La violencia rodea al ser humano. Somos seres competitivos de la peor calaña que habita en la tierra. Depravación, miseria, falsa empatía para sobrevivir unx  mismx, degeneración, hundir al semejante para exaltarse, poder. En el fondo va de poder, de poder sublevar a semejanza de unx. Michèle (Isabelle Huppert) es eso mismo: el poder de la violencia. Poder de la violencia ejercida y que ejercieron en ella. Es ‘Elle’ en un film de Paul Verhoeven.

Michèle (Isabelle Huppert) es una mujer vencedora, con poder. Dirige una empresa de videojuegos de éxito. Éxito que conserva debido a su poderío total e indiferente, al igual que hace con su vida amorosa  y su hijo. Un hijo perfecto en la superficie pero sólo en la superficie. Vive en un buen barrio, en una buena casa, tiene buenos amigos, buenos vecinos, una familia. Hasta que un día es violada por un desconocido en su casa. No se lo dice a nadie y decide vengarse.

Cuatro personajes invisibles nos invaden en esta obra audiovisual: la violencia, el pasado, la religión y el sexo.

La violencia ejercida: sobre Michèle cuando era pequeña por su padre, por ella ejercida en su empresa y el violador que ejerce sobre ella ese poder. Poder que es tan amargamente dulce tenerlo como delegarlo en otro/a.

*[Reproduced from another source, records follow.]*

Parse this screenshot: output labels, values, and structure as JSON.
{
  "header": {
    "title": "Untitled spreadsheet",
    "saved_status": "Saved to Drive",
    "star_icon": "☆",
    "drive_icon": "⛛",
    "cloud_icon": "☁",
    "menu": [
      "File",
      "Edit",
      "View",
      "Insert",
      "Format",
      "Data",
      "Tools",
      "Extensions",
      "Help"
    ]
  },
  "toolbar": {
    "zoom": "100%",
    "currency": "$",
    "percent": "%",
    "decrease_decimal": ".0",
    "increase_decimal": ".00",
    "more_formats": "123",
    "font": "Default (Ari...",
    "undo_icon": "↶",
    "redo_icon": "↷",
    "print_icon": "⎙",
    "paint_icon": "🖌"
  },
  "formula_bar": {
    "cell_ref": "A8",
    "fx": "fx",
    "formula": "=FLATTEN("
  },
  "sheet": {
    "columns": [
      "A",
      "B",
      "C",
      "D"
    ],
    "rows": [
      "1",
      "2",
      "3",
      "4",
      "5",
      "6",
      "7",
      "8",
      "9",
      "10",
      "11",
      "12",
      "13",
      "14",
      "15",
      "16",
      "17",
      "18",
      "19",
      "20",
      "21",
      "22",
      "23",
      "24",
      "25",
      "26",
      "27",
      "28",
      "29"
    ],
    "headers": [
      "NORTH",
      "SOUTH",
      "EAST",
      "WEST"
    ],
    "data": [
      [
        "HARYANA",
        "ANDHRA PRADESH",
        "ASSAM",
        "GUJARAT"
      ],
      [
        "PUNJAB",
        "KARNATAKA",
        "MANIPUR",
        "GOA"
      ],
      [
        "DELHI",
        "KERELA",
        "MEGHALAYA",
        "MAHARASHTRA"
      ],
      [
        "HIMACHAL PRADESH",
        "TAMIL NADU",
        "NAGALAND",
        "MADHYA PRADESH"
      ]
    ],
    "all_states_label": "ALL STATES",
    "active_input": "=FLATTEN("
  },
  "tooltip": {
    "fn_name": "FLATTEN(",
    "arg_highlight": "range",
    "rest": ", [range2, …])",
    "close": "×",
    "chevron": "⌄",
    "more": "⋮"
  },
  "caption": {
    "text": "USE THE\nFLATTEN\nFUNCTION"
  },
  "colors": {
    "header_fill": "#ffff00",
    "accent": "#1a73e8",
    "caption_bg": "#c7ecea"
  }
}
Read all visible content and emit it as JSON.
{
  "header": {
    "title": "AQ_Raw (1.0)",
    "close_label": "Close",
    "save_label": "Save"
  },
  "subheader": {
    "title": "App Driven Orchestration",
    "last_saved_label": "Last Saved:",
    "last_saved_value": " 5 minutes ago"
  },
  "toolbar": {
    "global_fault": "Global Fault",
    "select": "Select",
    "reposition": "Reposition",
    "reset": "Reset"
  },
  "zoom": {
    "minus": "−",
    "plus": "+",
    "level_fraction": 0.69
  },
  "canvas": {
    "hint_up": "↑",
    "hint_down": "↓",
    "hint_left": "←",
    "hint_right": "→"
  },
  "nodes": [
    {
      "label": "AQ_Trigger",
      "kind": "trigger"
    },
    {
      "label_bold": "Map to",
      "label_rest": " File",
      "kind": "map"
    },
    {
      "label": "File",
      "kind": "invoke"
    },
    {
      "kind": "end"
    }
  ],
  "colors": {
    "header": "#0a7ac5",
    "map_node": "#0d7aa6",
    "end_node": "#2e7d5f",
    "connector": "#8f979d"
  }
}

El pasado como ente definitorio del presente: como algo que te persigue y te define. No es que estemos predestinados pero sí marcados por lo que fuimos. Y lo que fuimos son los actos que hicimos. Un hecho que no se puede deshacer y que nos moldea en el presente, sin pretenderlo, sin control, sin el poder que desearíamos. Uno de los pocos poderes que se nos escapa.

El sentido de la religión; violencia propia. Una sociedad occidental basada en el sufrimiento. En el sufrimiento de Jesús el cual esta normalizado hoy en día y el que se basa en el poder ejercido por los romanos sobre el cuerpo de éste. Un poder, sobre el cuerpo, que Michèle (Isabelle Huppert) delega en su violador. Un poder que se ejerce en la cena de navidad que lleva a cabo en su casa, con vecinos, con familiares, con amantes.

El sexo: en los videojuegos que crea en su empresa, en su vida como un juego de dominio y poder sobre los demás y sobre ella misma, un vicio y placer que hiere y que visibiliza. Visibiliza la lucha de una persona en edad madura que reconstruye su vida con piezas de un puzzle que no encajan, que no permiten ver el dibujo final que se esconde en ese puzzle.

Paul Verhoeven nos describe en este film cuatro entes en un submundo muy turbio pero muy presente en el nuestro, en nuestro día a día: la misogínia que sufre Michèle (Isabelle Huppert) viene definida por el entorno en el que se desenvuelve, en nuestro entorno.